Université d'Auvergne Clermont1 | CNRS


Axis 3: Embolization in parenchymal disease


This axis federates activities of fundamental and applied research around interventional targeted therapies (transarterial chemoembolization, embolization) for liver cancer.

These approaches allow a minimally invasive approach to complex pathologies or weakened patients. We are working on the development of endovascular techniques and new assessment tools (3D contrast enhanced ultrasound) to quantify the tumoral perfusion, which is critical in validating their therapeutic impact.  


Clinical objective: standardization of transarterial chemoembolization in pigs

Transarterial chemoembolization involves an intra-arterial injection of drug (cisplastin-lipiodol) directly to the liver tumor via a catheter. The lack of standardization in terms of selectivity, level (partial or total), duration and nature of embolization material, the dose of chemotherapy, place of administration (selective or not selective), makes the comparison of results between clinical centers difficult. In collaboration with the CHU Estaing and the Clinical Center of Investigation, we study the cisplatin pharmacokinetics and the effects of the level of embolization in pigs to standardize the technique.

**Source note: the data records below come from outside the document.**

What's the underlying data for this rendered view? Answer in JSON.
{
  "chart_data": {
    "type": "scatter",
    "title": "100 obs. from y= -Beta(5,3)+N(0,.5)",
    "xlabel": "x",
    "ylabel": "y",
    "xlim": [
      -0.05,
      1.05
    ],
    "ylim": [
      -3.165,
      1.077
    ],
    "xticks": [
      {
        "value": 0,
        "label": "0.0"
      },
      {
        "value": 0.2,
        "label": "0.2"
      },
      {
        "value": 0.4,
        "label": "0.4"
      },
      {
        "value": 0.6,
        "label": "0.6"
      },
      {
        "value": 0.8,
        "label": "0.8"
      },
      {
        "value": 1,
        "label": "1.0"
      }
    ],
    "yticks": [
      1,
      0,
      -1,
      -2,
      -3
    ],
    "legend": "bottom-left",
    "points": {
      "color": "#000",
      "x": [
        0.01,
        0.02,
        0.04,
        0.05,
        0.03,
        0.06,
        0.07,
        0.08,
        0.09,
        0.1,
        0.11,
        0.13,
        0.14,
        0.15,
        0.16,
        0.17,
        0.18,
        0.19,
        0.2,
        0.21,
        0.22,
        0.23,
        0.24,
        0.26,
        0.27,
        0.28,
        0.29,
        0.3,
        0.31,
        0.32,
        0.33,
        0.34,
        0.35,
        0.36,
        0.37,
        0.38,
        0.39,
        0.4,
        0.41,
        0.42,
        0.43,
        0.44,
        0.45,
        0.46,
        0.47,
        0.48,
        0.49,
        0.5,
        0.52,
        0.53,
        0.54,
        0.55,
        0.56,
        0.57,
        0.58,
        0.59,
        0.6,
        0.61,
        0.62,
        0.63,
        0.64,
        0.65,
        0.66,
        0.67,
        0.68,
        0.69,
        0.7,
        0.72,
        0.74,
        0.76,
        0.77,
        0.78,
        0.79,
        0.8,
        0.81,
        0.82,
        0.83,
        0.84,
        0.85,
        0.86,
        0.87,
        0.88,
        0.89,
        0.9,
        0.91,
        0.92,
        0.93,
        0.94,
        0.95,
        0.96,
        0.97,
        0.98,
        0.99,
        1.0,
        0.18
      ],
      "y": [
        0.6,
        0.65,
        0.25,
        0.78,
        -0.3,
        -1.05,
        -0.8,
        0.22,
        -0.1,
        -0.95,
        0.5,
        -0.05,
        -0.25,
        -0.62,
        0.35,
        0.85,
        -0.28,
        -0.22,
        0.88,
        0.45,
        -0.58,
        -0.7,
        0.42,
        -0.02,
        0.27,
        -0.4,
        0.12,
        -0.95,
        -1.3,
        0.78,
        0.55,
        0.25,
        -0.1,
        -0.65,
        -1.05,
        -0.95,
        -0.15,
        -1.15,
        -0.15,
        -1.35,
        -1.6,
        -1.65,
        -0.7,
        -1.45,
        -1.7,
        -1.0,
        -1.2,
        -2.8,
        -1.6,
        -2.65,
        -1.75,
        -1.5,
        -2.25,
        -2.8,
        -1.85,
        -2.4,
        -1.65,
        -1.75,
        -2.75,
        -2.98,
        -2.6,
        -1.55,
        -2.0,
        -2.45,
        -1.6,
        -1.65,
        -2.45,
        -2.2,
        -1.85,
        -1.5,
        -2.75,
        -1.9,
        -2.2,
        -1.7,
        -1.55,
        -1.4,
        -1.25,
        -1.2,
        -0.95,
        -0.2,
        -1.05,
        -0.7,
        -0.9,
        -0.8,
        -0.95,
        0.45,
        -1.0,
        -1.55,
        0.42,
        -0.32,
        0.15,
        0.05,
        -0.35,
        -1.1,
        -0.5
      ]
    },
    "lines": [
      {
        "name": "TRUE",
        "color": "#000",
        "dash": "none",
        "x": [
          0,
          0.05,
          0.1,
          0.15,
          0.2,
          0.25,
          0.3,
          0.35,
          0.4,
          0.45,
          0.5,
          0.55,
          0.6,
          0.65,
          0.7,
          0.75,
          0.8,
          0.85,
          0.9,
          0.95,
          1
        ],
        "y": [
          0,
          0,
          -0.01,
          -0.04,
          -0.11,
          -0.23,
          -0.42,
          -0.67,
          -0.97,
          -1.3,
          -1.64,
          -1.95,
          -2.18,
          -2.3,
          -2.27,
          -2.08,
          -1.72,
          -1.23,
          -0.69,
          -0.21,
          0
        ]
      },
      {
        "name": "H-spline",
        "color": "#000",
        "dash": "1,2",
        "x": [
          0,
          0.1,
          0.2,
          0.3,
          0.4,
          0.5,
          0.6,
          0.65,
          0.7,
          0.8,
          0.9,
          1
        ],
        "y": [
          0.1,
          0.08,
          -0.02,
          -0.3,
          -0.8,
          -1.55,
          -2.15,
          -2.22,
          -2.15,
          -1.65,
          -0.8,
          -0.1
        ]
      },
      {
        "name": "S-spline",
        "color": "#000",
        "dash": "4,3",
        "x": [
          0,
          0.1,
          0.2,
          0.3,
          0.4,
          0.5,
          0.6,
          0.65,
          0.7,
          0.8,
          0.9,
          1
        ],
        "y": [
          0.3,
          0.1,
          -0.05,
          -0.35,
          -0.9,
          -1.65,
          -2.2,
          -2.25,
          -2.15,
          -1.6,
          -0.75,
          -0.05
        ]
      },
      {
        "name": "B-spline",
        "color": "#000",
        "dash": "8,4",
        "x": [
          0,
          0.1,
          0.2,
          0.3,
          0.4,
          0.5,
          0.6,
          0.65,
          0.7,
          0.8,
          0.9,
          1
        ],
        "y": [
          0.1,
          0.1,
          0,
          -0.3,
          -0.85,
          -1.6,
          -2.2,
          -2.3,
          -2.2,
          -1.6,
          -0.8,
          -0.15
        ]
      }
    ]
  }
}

 Embolization guidance with Digital Subtraction Angiography.  Bland vs. loaded particles for chemoembolization.

Technical objective: evaluation of tumoral response by 3D Contrast Enhanced Ultrasound

Contrast enhanced ultrasound is a new ultrasound modality based on the intravenous injection of contrast agents. As contrast agents are strictly intravascular, they behave as a tracer to assess tissue vascularization in both temporal and spatial domain. A real time sequence of micro as macro vascularisation can be obtained , thus enabling the evaluation of the efficiency of the thransarterial chemoembolization.  In routine, the assessment of vascular kinetics from 2D contrast enhanced ultrasound is often based on a quantitative analysis of pixel intensity, related to contrast agent concentration. Intensity variations, as a function of time, may be related to blood flow, to vascular volume, and to the relative proportion of viable tumor. Reliability depends on the homogeneity of the signal to noise ratio, and on the uniformity of the acoustic field in the selected region of interest. In parallel with this 2D technique, 3D information available with recent ultrasound scanners, allow three-dimensional analysis of vascularization, thus improving the localization and assessment of out of the plane. In this context, we plan to develop 3D contrast enhanced ultrasound technique and to build a generic tool for quantification of perfusion, with quantitative parameters for the monitoring of chemoembolization.